Las paredes, los alimentos y el sistema de refrigeración enfrían el aire recién llegado. Al bajar su temperatura, se contrae y la presión interior disminuye. La presión atmosférica de la cocina queda entonces por encima y empuja la puerta hacia dentro, comprimiendo la junta de goma con más fuerza.
Se habla a menudo de efecto vacío, aunque el congelador no queda sin aire. Es una depresión pequeña y transitoria. El cambio de presión al cerrar también puede producir soplidos o ruidos breves sin que exista una avería.
La presión necesita tiempo para igualarse
El aparato no es hermético para siempre. El aire va entrando poco a poco por los conductos previstos, el drenaje o diminutos pasos del sellado hasta que las presiones interior y exterior vuelven a equilibrarse. Algunos modelos incorporan sistemas específicos para acelerar ese proceso.
El tiempo varía según el diseño, la temperatura y la humedad. Los fabricantes suelen recomendar esperar entre unos segundos y aproximadamente un minuto antes de volver a abrir. En días cálidos y húmedos, el efecto puede hacerse más evidente, porque entra aire con mayor diferencia de temperatura.
Tirar con mucha fuerza no acelera la igualación y puede castigar el asa o la junta. Tampoco debe introducirse un cuchillo ni otra herramienta entre la goma y el marco. Esperar un momento es la solución más segura.
Un buen sellado hace que el efecto se note más
Una junta limpia y flexible evita que el aire caliente se filtre continuamente. Por eso, la resistencia inmediata puede ser más perceptible en un congelador nuevo o con un burlete en buen estado. Cuando el sellado se deteriora, la presión se iguala antes, pero también entra humedad y se pierde frío.
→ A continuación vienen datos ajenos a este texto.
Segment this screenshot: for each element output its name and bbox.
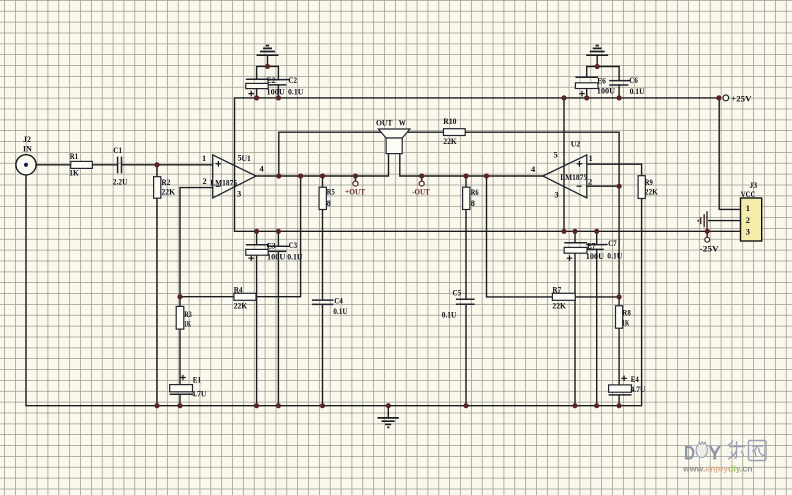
svg-text:+25V: +25V	[731, 95, 751, 104]
svg-text:100U: 100U	[267, 88, 285, 97]
svg-text:100U: 100U	[267, 252, 285, 261]
svg-text:J2: J2	[23, 135, 31, 144]
svg-text:22K: 22K	[162, 188, 176, 197]
svg-text:C5: C5	[453, 289, 462, 298]
svg-text:1K: 1K	[184, 320, 191, 329]
svg-text:0.1U: 0.1U	[333, 307, 348, 316]
svg-text:0.1U: 0.1U	[288, 88, 303, 97]
svg-text:E1: E1	[193, 376, 201, 385]
svg-text:22K: 22K	[645, 188, 658, 197]
svg-text:-OUT: -OUT	[412, 188, 430, 197]
svg-text:100U: 100U	[597, 87, 615, 96]
svg-text:C2: C2	[288, 76, 297, 85]
svg-text:www.enjoydiy.cn: www.enjoydiy.cn	[682, 464, 753, 474]
svg-text:Y: Y	[708, 443, 721, 465]
svg-text:C6: C6	[629, 76, 638, 85]
svg-text:C7: C7	[608, 239, 617, 248]
svg-text:C4: C4	[334, 297, 343, 306]
svg-text:-25V: -25V	[700, 245, 719, 254]
svg-text:R5: R5	[327, 188, 335, 197]
svg-text:R3: R3	[184, 310, 192, 319]
svg-text:D: D	[684, 442, 695, 464]
svg-text:2: 2	[746, 216, 750, 225]
svg-text:R7: R7	[552, 286, 561, 295]
svg-text:R1: R1	[70, 152, 78, 161]
svg-text:LM1875: LM1875	[560, 173, 587, 182]
svg-text:2: 2	[588, 178, 592, 187]
svg-text:E7: E7	[587, 242, 596, 251]
svg-text:E2: E2	[267, 76, 276, 85]
svg-text:R9: R9	[645, 178, 653, 187]
svg-text:0.1U: 0.1U	[442, 311, 457, 320]
svg-text:W: W	[399, 119, 407, 128]
svg-text:C1: C1	[113, 146, 122, 155]
svg-text:3: 3	[555, 191, 559, 200]
svg-text:E6: E6	[597, 77, 606, 86]
svg-text:1: 1	[589, 154, 593, 163]
svg-text:VCC: VCC	[741, 190, 756, 199]
svg-text:R2: R2	[162, 178, 171, 187]
svg-text:E4: E4	[631, 375, 640, 384]
svg-text:0.1U: 0.1U	[630, 87, 645, 96]
svg-text:3: 3	[237, 190, 241, 199]
svg-text:3: 3	[746, 228, 750, 237]
svg-text:J3: J3	[749, 181, 757, 190]
svg-text:+OUT: +OUT	[345, 188, 366, 197]
svg-text:22K: 22K	[552, 302, 566, 311]
svg-text:22K: 22K	[443, 137, 457, 146]
svg-text:1K: 1K	[69, 169, 79, 178]
svg-text:R4: R4	[234, 286, 243, 295]
svg-text:4.7U: 4.7U	[192, 390, 207, 399]
svg-text:0.1U: 0.1U	[607, 252, 622, 261]
svg-text:R10: R10	[443, 117, 456, 126]
svg-text:R8: R8	[622, 309, 631, 318]
svg-text:2: 2	[203, 177, 207, 186]
svg-text:E3: E3	[267, 242, 276, 251]
svg-text:LM1875: LM1875	[210, 179, 237, 188]
svg-text:IN: IN	[23, 145, 32, 154]
svg-text:8: 8	[327, 199, 331, 208]
svg-text:4.7U: 4.7U	[631, 385, 646, 394]
svg-text:1: 1	[746, 204, 750, 213]
svg-text:1: 1	[202, 154, 206, 163]
svg-text:U2: U2	[571, 139, 580, 148]
svg-text:R6: R6	[471, 188, 479, 197]
svg-text:1K: 1K	[622, 319, 629, 328]
svg-text:8: 8	[471, 199, 475, 208]
svg-text:OUT: OUT	[376, 119, 393, 128]
svg-text:C3: C3	[289, 241, 298, 250]
svg-text:100U: 100U	[586, 252, 604, 261]
svg-text:2.2U: 2.2U	[113, 178, 128, 187]
svg-text:5: 5	[554, 151, 558, 160]
svg-text:U1: U1	[242, 154, 251, 163]
svg-text:22K: 22K	[234, 302, 248, 311]
svg-text:0.1U: 0.1U	[287, 252, 302, 261]
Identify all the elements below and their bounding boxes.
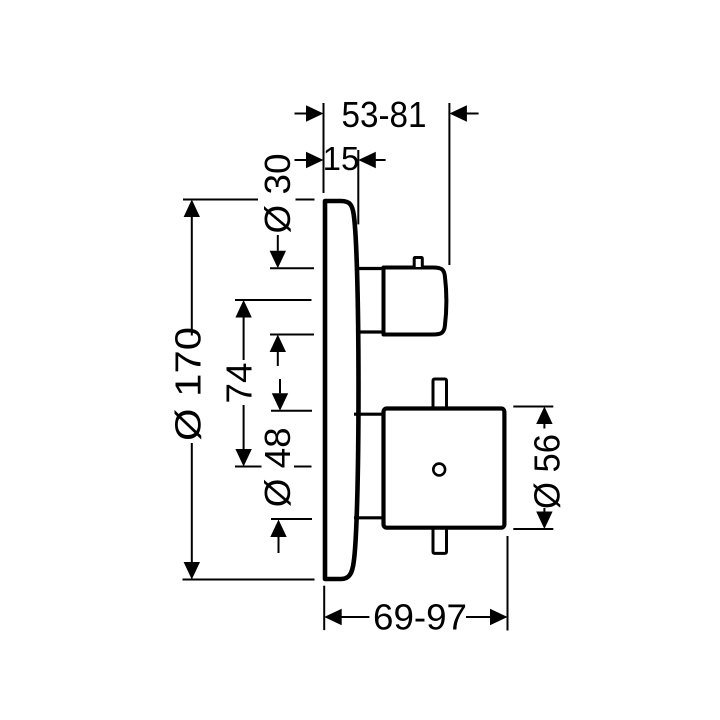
thermostat handle (square, Ø56): [384, 409, 505, 528]
dimension 15: [295, 150, 386, 224]
dimension Ø170 (left): [183, 200, 315, 580]
svg-text:Ø 170: Ø 170: [168, 327, 209, 441]
top handle index tab: [414, 258, 422, 268]
svg-text:74: 74: [219, 363, 260, 404]
svg-text:Ø 30: Ø 30: [257, 154, 298, 234]
bottom handle sleeve: [354, 414, 385, 518]
svg-text:53-81: 53-81: [342, 94, 427, 135]
top spindle: [433, 379, 447, 410]
dimension 53-81 (top): [295, 103, 479, 265]
svg-text:15: 15: [323, 140, 360, 177]
bottom spindle: [433, 526, 447, 553]
dimension Ø30: [270, 235, 314, 366]
top handle (shut-off, Ø30): [384, 268, 447, 335]
dimension Ø56 (right): [513, 407, 553, 530]
dimension Ø48: [271, 379, 312, 553]
handle center pin: [433, 464, 445, 476]
escutcheon plate (side view, Ø170): [325, 201, 359, 579]
dimension 69-97 (bottom): [324, 536, 507, 631]
svg-text:69-97: 69-97: [373, 597, 467, 638]
dimension 74: [235, 300, 312, 467]
svg-text:Ø 56: Ø 56: [527, 434, 568, 509]
svg-text:Ø 48: Ø 48: [257, 427, 298, 507]
top handle sleeve: [356, 269, 383, 333]
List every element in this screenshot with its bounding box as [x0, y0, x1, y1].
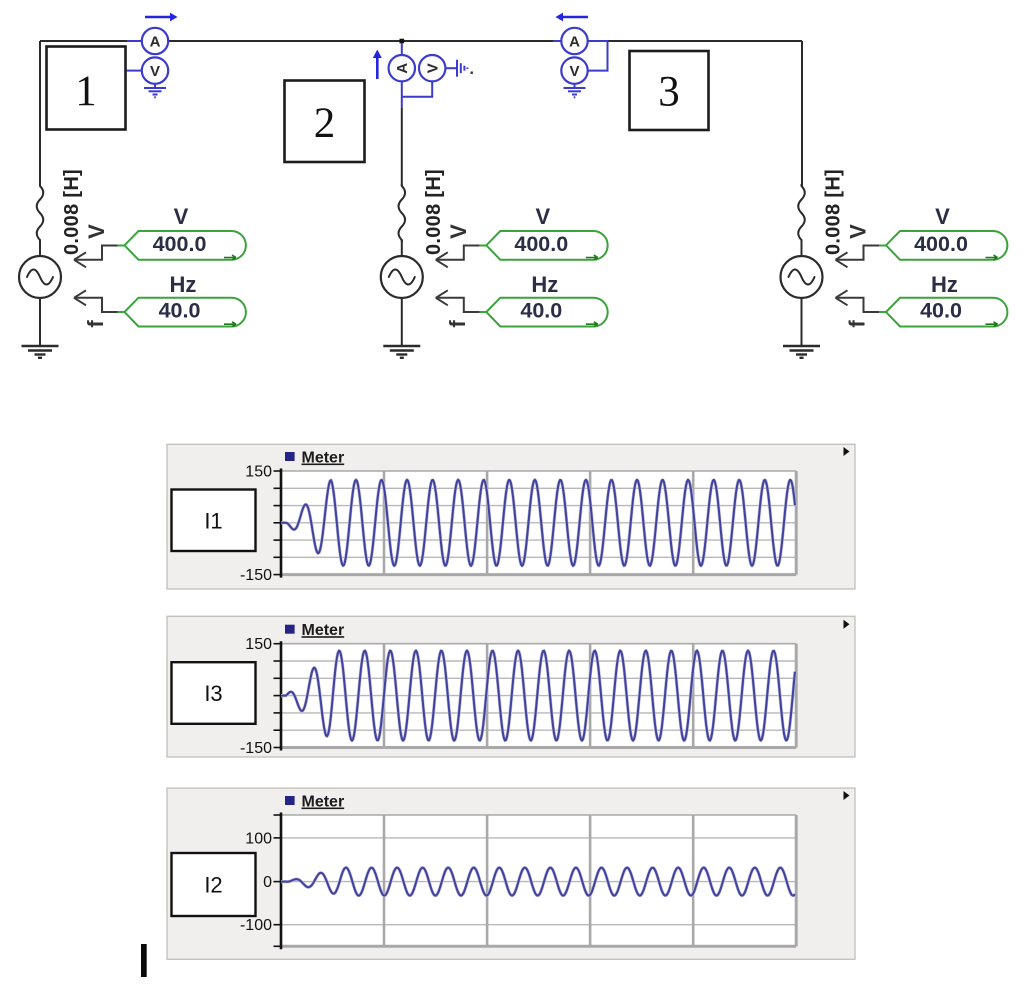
- meter panel I3: plot background: [281, 644, 796, 748]
- svg-text:-150: -150: [240, 740, 272, 757]
- waveform trace I2: [281, 868, 795, 896]
- svg-text:400.0: 400.0: [153, 232, 207, 256]
- subsystem box 2: [285, 81, 365, 163]
- svg-text:V: V: [935, 204, 950, 229]
- meter panel I2: signal label box: [172, 853, 256, 916]
- tiny dot right of sideways ground: [471, 72, 473, 74]
- blue current direction arrow (right) at meter 1: [145, 13, 178, 22]
- ground symbol branch 1: [22, 346, 59, 358]
- svg-text:V: V: [535, 204, 550, 229]
- meter panel I1: plot background: [281, 471, 796, 575]
- meter panel I3: plot border: [281, 644, 796, 748]
- waveform trace I1: [281, 480, 795, 566]
- meter panel I3: signal label box: [172, 662, 256, 724]
- svg-text:f: f: [445, 320, 470, 328]
- small ground under voltmeter 1: [144, 84, 166, 98]
- ground symbol branch 2: [383, 346, 420, 358]
- meter panel I2: frame: [167, 788, 855, 959]
- import arrow for V source setting, branch 3: [836, 246, 885, 268]
- meter panel I2: plot background: [281, 815, 796, 946]
- svg-text:f: f: [83, 320, 108, 328]
- small ground under voltmeter 3: [564, 84, 586, 98]
- svg-text:1: 1: [75, 68, 97, 115]
- subsystem box 1: [47, 47, 126, 130]
- green value tag V=400.0, branch 1: [125, 231, 246, 260]
- wire: source S2 to ground: [401, 298, 403, 346]
- meter panel I1: plot border: [281, 471, 796, 575]
- blue link joining meter pair bottoms, branch 2: [402, 81, 432, 108]
- green stub to V tag, branch 1: [118, 245, 126, 247]
- wire: coil to source S2: [401, 240, 403, 256]
- svg-text:A: A: [569, 33, 580, 50]
- svg-text:0.008 [H]: 0.008 [H]: [423, 169, 445, 255]
- wire: source S3 to ground: [801, 298, 803, 346]
- AC source S1: [19, 256, 61, 298]
- meter panel I2: vertical division lines: [384, 815, 693, 946]
- rotated ammeter A, branch 2: [389, 55, 415, 81]
- AC source S3: [781, 256, 823, 298]
- svg-text:0.008 [H]: 0.008 [H]: [823, 169, 845, 255]
- wire: branch 2 vertical below meters: [401, 108, 403, 186]
- blue wire from box 1 to voltmeter 1: [127, 70, 142, 72]
- wire: right vertical drop to branch 3: [801, 41, 803, 186]
- meter panel I3: vertical division lines: [384, 644, 693, 748]
- green stub to V tag, branch 2: [479, 245, 487, 247]
- inductor L1 0.008 H coil: [37, 184, 44, 242]
- meter panel I2: expand arrow top-right: [844, 791, 850, 800]
- blue stub right of voltmeter 2: [445, 67, 456, 69]
- ground symbol branch 3: [783, 346, 820, 358]
- svg-text:Hz: Hz: [170, 272, 197, 297]
- meter panel I1: expand arrow top-right: [844, 447, 850, 456]
- green stub to Hz tag, branch 1: [118, 311, 126, 313]
- meter panel I3: frame: [167, 616, 855, 757]
- blue stub from junction to rotated ammeter: [401, 43, 403, 55]
- green value tag V=400.0, branch 2: [486, 231, 607, 260]
- sideways ground right of voltmeter 2: [457, 60, 467, 77]
- meter panel I2: y axis labels: [240, 830, 272, 934]
- green value tag Hz=40.0, branch 2: [486, 298, 607, 327]
- svg-text:V: V: [150, 63, 160, 80]
- wire: main top bus from node 1 to node 3: [40, 40, 802, 42]
- svg-text:V: V: [425, 63, 442, 73]
- svg-text:Meter: Meter: [302, 450, 345, 467]
- meter panel I2: horizontal grid lines: [281, 838, 796, 925]
- import arrow for frequency setting, branch 1: [74, 290, 123, 312]
- text cursor mark bottom left: [141, 944, 147, 977]
- inductor L3 0.008 H coil: [798, 184, 805, 242]
- svg-text:Hz: Hz: [531, 272, 558, 297]
- green value tag Hz=40.0, branch 3: [886, 298, 1007, 327]
- blue wire stub left of ammeter 1: [127, 40, 142, 42]
- import arrow for V source setting, branch 2: [436, 246, 485, 268]
- green stub to Hz tag, branch 3: [879, 311, 887, 313]
- svg-text:Meter: Meter: [302, 794, 345, 811]
- meter panel I1: legend square: [285, 452, 295, 461]
- svg-text:3: 3: [658, 69, 680, 116]
- meter panel I1: signal label box: [172, 490, 256, 552]
- svg-text:40.0: 40.0: [520, 299, 562, 323]
- voltmeter V, branch 3: [561, 57, 587, 83]
- green stub to V tag, branch 3: [879, 245, 887, 247]
- ammeter A, branch 3: [561, 28, 587, 54]
- rotated voltmeter V, branch 2: [419, 55, 445, 81]
- green stub to Hz tag, branch 2: [479, 311, 487, 313]
- meter panel I1: frame: [167, 444, 855, 589]
- meter panel I2: y axis: [280, 813, 283, 950]
- subsystem box 3: [630, 51, 709, 130]
- blue current direction arrow (up) at meter 2: [373, 50, 382, 80]
- svg-text:150: 150: [245, 464, 272, 481]
- svg-text:2: 2: [314, 100, 336, 147]
- svg-text:400.0: 400.0: [914, 232, 968, 256]
- svg-text:-150: -150: [240, 567, 272, 584]
- svg-text:100: 100: [245, 830, 272, 847]
- green value tag V=400.0, branch 3: [886, 231, 1007, 260]
- node: junction dot on bus above branch 2: [400, 39, 405, 44]
- meter panel I1: vertical division lines: [384, 471, 693, 575]
- meter panel I1: y axis: [280, 469, 283, 578]
- svg-text:V: V: [174, 204, 189, 229]
- svg-text:400.0: 400.0: [514, 232, 568, 256]
- wire: coil to source S1: [39, 240, 41, 256]
- wire: source S1 to ground: [39, 298, 41, 346]
- meter panel I2: plot border: [281, 815, 796, 946]
- svg-text:Meter: Meter: [302, 622, 345, 639]
- svg-text:Hz: Hz: [931, 272, 958, 297]
- svg-text:40.0: 40.0: [159, 299, 201, 323]
- wire: coil to source S3: [801, 240, 803, 256]
- meter panel I1: y axis ticks: [274, 471, 282, 575]
- meter panel I2: legend square: [285, 796, 295, 805]
- meter panel I2: y axis ticks: [274, 815, 282, 946]
- svg-text:0.008 [H]: 0.008 [H]: [61, 169, 83, 255]
- meter panel I3: legend square: [285, 625, 295, 634]
- svg-text:V: V: [84, 224, 109, 239]
- import arrow for V source setting, branch 1: [74, 246, 123, 268]
- svg-text:V: V: [569, 63, 579, 80]
- AC source S2: [381, 256, 423, 298]
- svg-text:40.0: 40.0: [920, 299, 962, 323]
- svg-text:A: A: [394, 63, 411, 74]
- ammeter A, branch 1: [142, 28, 168, 54]
- meter panel I1: horizontal grid lines: [281, 488, 796, 557]
- meter panel I3: horizontal grid lines: [281, 661, 796, 730]
- blue wire stub left of ammeter 3: [553, 40, 561, 42]
- voltmeter V, branch 1: [142, 57, 168, 83]
- import arrow for frequency setting, branch 2: [436, 290, 485, 312]
- blue current direction arrow (left) at meter 3: [556, 13, 589, 22]
- inductor L2 0.008 H coil: [399, 184, 406, 242]
- meter panel I3: y axis ticks: [274, 644, 282, 748]
- wire: left vertical drop to branch 1: [39, 41, 41, 186]
- waveform trace I3: [281, 651, 795, 741]
- svg-text:-100: -100: [240, 917, 272, 934]
- svg-text:I2: I2: [204, 873, 222, 898]
- meter panel I3: expand arrow top-right: [844, 620, 850, 629]
- svg-text:V: V: [846, 224, 871, 239]
- green value tag Hz=40.0, branch 1: [125, 298, 246, 327]
- svg-text:150: 150: [245, 636, 272, 653]
- svg-text:f: f: [845, 320, 870, 328]
- svg-text:V: V: [446, 224, 471, 239]
- svg-text:A: A: [150, 33, 161, 50]
- meter panel I1: y axis labels: [240, 464, 272, 585]
- svg-text:0: 0: [263, 874, 272, 891]
- import arrow for frequency setting, branch 3: [836, 290, 885, 312]
- svg-text:I1: I1: [204, 508, 222, 533]
- meter panel I3: y axis: [280, 641, 283, 750]
- blue bracket joining ammeter and voltmeter 3: [588, 41, 608, 71]
- svg-text:I3: I3: [204, 681, 222, 706]
- meter panel I3: y axis labels: [240, 636, 272, 757]
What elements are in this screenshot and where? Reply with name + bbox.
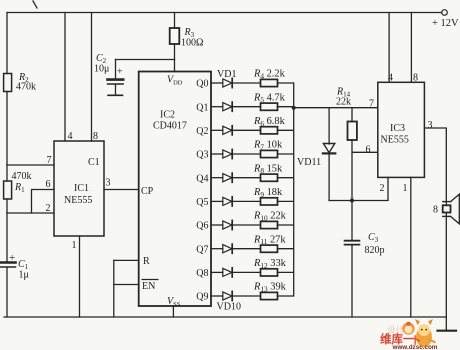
svg-text:3: 3: [428, 120, 433, 131]
wire VD2 to R5: [232, 106, 260, 108]
wire VD1 to R4: [232, 82, 260, 84]
wire R12 to bus: [278, 271, 294, 273]
diode VD10: [223, 291, 232, 300]
wire IC1 pin7: [7, 164, 54, 166]
wire bus to IC3 pin7: [294, 107, 378, 109]
wire speaker to rail: [445, 202, 447, 317]
resistor R13: [261, 292, 278, 299]
svg-text:820p: 820p: [365, 245, 385, 256]
wire IC1 pin3 to CP: [104, 189, 139, 191]
wire R11 to bus: [278, 248, 294, 250]
wire IC3 pin2: [329, 177, 388, 200]
svg-text:10μ: 10μ: [94, 64, 109, 75]
speaker: [443, 201, 451, 203]
svg-text:R: R: [143, 256, 150, 267]
wire VD9 to R12: [232, 271, 260, 273]
wire R10 to bus: [278, 224, 294, 226]
wire R4 to bus: [278, 82, 294, 84]
wire IC3 pin1: [410, 177, 412, 317]
wire IC1 pin6 L: [32, 190, 55, 214]
svg-text:Q3: Q3: [196, 150, 208, 161]
svg-text:Q0: Q0: [196, 79, 208, 90]
resistor R4: [261, 79, 278, 86]
svg-text:+ 12V: + 12V: [432, 18, 459, 29]
diode VD6: [223, 197, 232, 206]
svg-text:6: 6: [366, 145, 371, 156]
wire Q4 output: [211, 177, 223, 179]
wire IC1 pin4: [64, 13, 66, 142]
wire IC2 R pin: [114, 259, 139, 261]
node junction C3: [350, 199, 354, 203]
op-amp IC1 box: [54, 141, 104, 236]
bottom rail wire: [4, 316, 446, 318]
svg-text:Q7: Q7: [196, 244, 208, 255]
wire Q9 output: [211, 295, 223, 297]
wire IC1 pin2: [7, 212, 54, 214]
wire R2 to pin7 junction: [6, 92, 8, 166]
svg-text:Q5: Q5: [196, 197, 208, 208]
svg-text:7: 7: [47, 155, 52, 166]
svg-text:6: 6: [46, 179, 51, 190]
wire IC1 pin1: [79, 236, 81, 317]
svg-text:R6 6.8k: R6 6.8k: [253, 116, 286, 128]
watermark: [380, 319, 438, 350]
svg-text:C1: C1: [88, 157, 100, 168]
svg-text:EN: EN: [142, 281, 155, 292]
svg-text:1: 1: [403, 183, 408, 194]
svg-text:+: +: [9, 252, 15, 264]
svg-text:IC1: IC1: [74, 183, 89, 194]
wire pin2 junction to C1: [6, 213, 8, 261]
svg-text:470k: 470k: [12, 171, 32, 182]
resistor R8: [261, 174, 278, 181]
svg-text:R7 10k: R7 10k: [253, 140, 283, 152]
svg-text:22k: 22k: [336, 97, 351, 108]
wire bus vertical: [293, 83, 295, 296]
svg-text:3: 3: [106, 178, 111, 189]
wire left rail upper (rail to R2): [6, 13, 8, 74]
resistor R2: [4, 74, 12, 92]
node +12V terminal circle: [442, 10, 448, 16]
wire R6 to bus: [278, 129, 294, 131]
diode VD3: [223, 126, 232, 135]
wire VD4 to R7: [232, 153, 260, 155]
diode VD8: [223, 244, 232, 253]
svg-text:R5 4.7k: R5 4.7k: [253, 92, 286, 104]
wire R13 to bus: [278, 295, 294, 297]
wire R5 to bus: [278, 106, 294, 108]
svg-text:VD11: VD11: [297, 157, 321, 168]
svg-text:1: 1: [72, 240, 77, 251]
wire C2 top link: [116, 59, 175, 61]
svg-text:4: 4: [388, 73, 393, 84]
watermark mascot head: [402, 322, 414, 334]
svg-text:100Ω: 100Ω: [181, 38, 203, 49]
svg-text:8: 8: [93, 131, 98, 142]
resistor R11: [261, 245, 278, 252]
svg-text:2: 2: [380, 183, 385, 194]
svg-text:Q2: Q2: [196, 126, 208, 137]
wire VD3 to R6: [232, 129, 260, 131]
wire R1 to pin2 junction: [6, 199, 8, 213]
resistor R14: [351, 108, 353, 122]
wire VD8 to R11: [232, 248, 260, 250]
svg-text:R10 22k: R10 22k: [253, 211, 287, 223]
svg-text:CP: CP: [141, 186, 154, 197]
diode VD9: [223, 268, 232, 277]
wire VD6 to R9: [232, 200, 260, 202]
wire IC3 pin6: [352, 151, 378, 153]
ground: [445, 317, 447, 330]
svg-text:NE555: NE555: [381, 135, 409, 146]
wire Q3 output: [211, 153, 223, 155]
wire Q1 output: [211, 106, 223, 108]
wire Q0 output: [211, 82, 223, 84]
svg-text:Q8: Q8: [196, 268, 208, 279]
wire IC1 pin8: [91, 13, 93, 142]
wire IC3 pin3 to speaker: [424, 128, 446, 202]
resistor R5: [261, 103, 278, 110]
watermark mascot fox: [415, 319, 420, 325]
wire VD10 to R13: [232, 295, 260, 297]
svg-text:IC3: IC3: [390, 123, 405, 134]
svg-text:R12 33k: R12 33k: [253, 258, 287, 270]
svg-text:VD1: VD1: [217, 69, 236, 80]
svg-text:4: 4: [68, 131, 73, 142]
op-amp IC2 box: [139, 72, 211, 307]
capacitor C3: [351, 201, 353, 241]
svg-text:NE555: NE555: [64, 195, 92, 206]
svg-text:CD4017: CD4017: [153, 121, 187, 132]
wire VD5 to R8: [232, 177, 260, 179]
node junction bus: [292, 106, 296, 110]
wire R/EN to bottom rail: [113, 260, 115, 317]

La aparición repetida de escarcha junto a un borde ofrece una pista distinta: puede señalar que la puerta no está cerrando bien. En ese caso, hay que revisar si un recipiente bloquea el cierre, limpiar la junta y comprobar que no esté endurecida, deformada o rota.
La resistencia normal aparece justo después de cerrar y desaparece al esperar. Si la puerta continúa siendo muy difícil de abrir varios minutos después, se queda pegada durante todo el día o necesita una fuerza excesiva siempre, la presión ya no explica por sí sola el problema.
Puede haber suciedad pegajosa en la junta, bisagras desalineadas, desnivel, hielo acumulado o un conducto de drenaje obstruido. También conviene comprobar que ningún cajón o paquete sobresalga. Organizar el congelador sin bloquear la circulación del aire ayuda tanto al cierre como a mantener una temperatura uniforme.
Si la junta presenta daños o la puerta no queda alineada, corresponde consultar el manual o el servicio técnico. Pero cuando solo parece cerrada con llave durante unos instantes, basta con dejar que el aire haga su trabajo: la misma presión que dificulta abrirla está ayudando a mantener el frío dentro.